Answering this seeming conundrum points to a more nuanced view of inflation than bitcoiners’ Austrian Economics-driven monetarism on several levels. Data from the Economic Policy institute shows that inflation has been similar worldwide over the past year-plus, with little correlation to either pandemic spending or post-pandemic recovery as measured by unemployment levels.
Based on that data, EPI argues that supply chain disruptions, rising commodity costs and shifting consumption patterns are more to blame for inflation than the money printer. That is, the problem isn’t too much money but too few goods, in the wrong place.
Flight to safety
Meanwhile, what’s directly hammering dollar exchange rates is a more technical second-order impact of rising prices in the U.S. As Jerome Powell and the Federal Reserve raise interest rates to fight domestic inflation, American dollars and Treasury instruments become far more attractive investments.

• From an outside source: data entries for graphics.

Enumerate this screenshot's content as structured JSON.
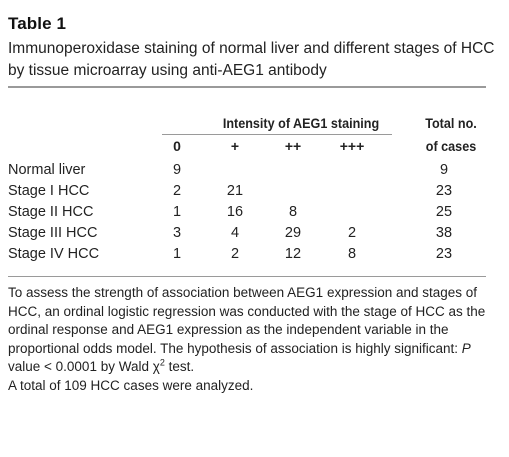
{
  "table_label": "Table 1",
  "caption": "Immunoperoxidase staining of normal liver and different stages of HCC by tissue microarray using anti-AEG1 antibody",
  "header": {
    "group_label": "Intensity of AEG1 staining",
    "total_label_line1": "Total no.",
    "total_label_line2": "of cases",
    "columns": [
      "0",
      "+",
      "++",
      "+++"
    ]
  },
  "rows": [
    {
      "label": "Normal liver",
      "c0": "9",
      "c1": "",
      "c2": "",
      "c3": "",
      "total": "9"
    },
    {
      "label": "Stage I HCC",
      "c0": "2",
      "c1": "21",
      "c2": "",
      "c3": "",
      "total": "23"
    },
    {
      "label": "Stage II HCC",
      "c0": "1",
      "c1": "16",
      "c2": "8",
      "c3": "",
      "total": "25"
    },
    {
      "label": "Stage III HCC",
      "c0": "3",
      "c1": "4",
      "c2": "29",
      "c3": "2",
      "total": "38"
    },
    {
      "label": "Stage IV HCC",
      "c0": "1",
      "c1": "2",
      "c2": "12",
      "c3": "8",
      "total": "23"
    }
  ],
  "footnote": {
    "text_part1": "To assess the strength of association between AEG1 expression and stages of HCC, an ordinal logistic regression was conducted with the stage of HCC as the ordinal response and AEG1 expression as the independent variable in the proportional odds model. The hypothesis of association is highly significant: ",
    "p_symbol": "P",
    "text_part2": " value < 0.0001 by Wald χ",
    "superscript": "2",
    "text_part3": " test.",
    "line2": "A total of 109 HCC cases were analyzed."
  }
}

That’s part of why U.S. stocks are dropping, and the same dynamic is encouraging investors worldwide to swap from yen, euros, pounds and yuan into dollars to reap the 4% low-risk yield on the two-year Treasury bond.
That’s where a third factor enters the explanation – and one with serious lessons for those thinking about finance in crypto.
There are other currencies offering much bigger bond yields than the U.S. – Turkey’s two-year yield is over 13%, for instance. But as depositors in LUNA’s Anchor protocol found out when that system collapsed in May, yield ain’t nothin’ but a number. Thirteen percent on Turkish lira is still a hard sell versus 4% on U.S. dollars because of the greater global faith in the fundamental productivity of the U.S. economy, and the responsible management of the U.S. currency.
While U.S. dollar bonds are considered to bear near-zero risk of default, bondholders of countries with either wobbly real economies or questionable financial leadership must add the risk of default into their calculus.
The current looming fear of a global recession only accentuates that dynamic: Even in the absence of inflation and U.S. rate hikes, we would probably be seeing greater dollar strength merely as a function of the “flight to quality” that consistently follows economic uncertainty.
See also: Bitcoin and Today's Wicked Inflation Share a Common Ancestor | Opinion
This is a vital take-home for an industry and investors fundamentally oriented around building new currencies. The bull market saw a lot of competition to offer depositors the highest percentage return, often in manufactured tokens like LUNA, CEL or MIM. But those tokens, not entirely unlike the lira or now even the pound, were built on shifting, uncertain foundations by leaders who were not trusted by close observers.
Those deep and holistic structural weaknesses, not merely their numerical supply, was ultimately what led to collapse. When the going gets truly rough, in other words, faith in a currency may have more to do with quality than quantity.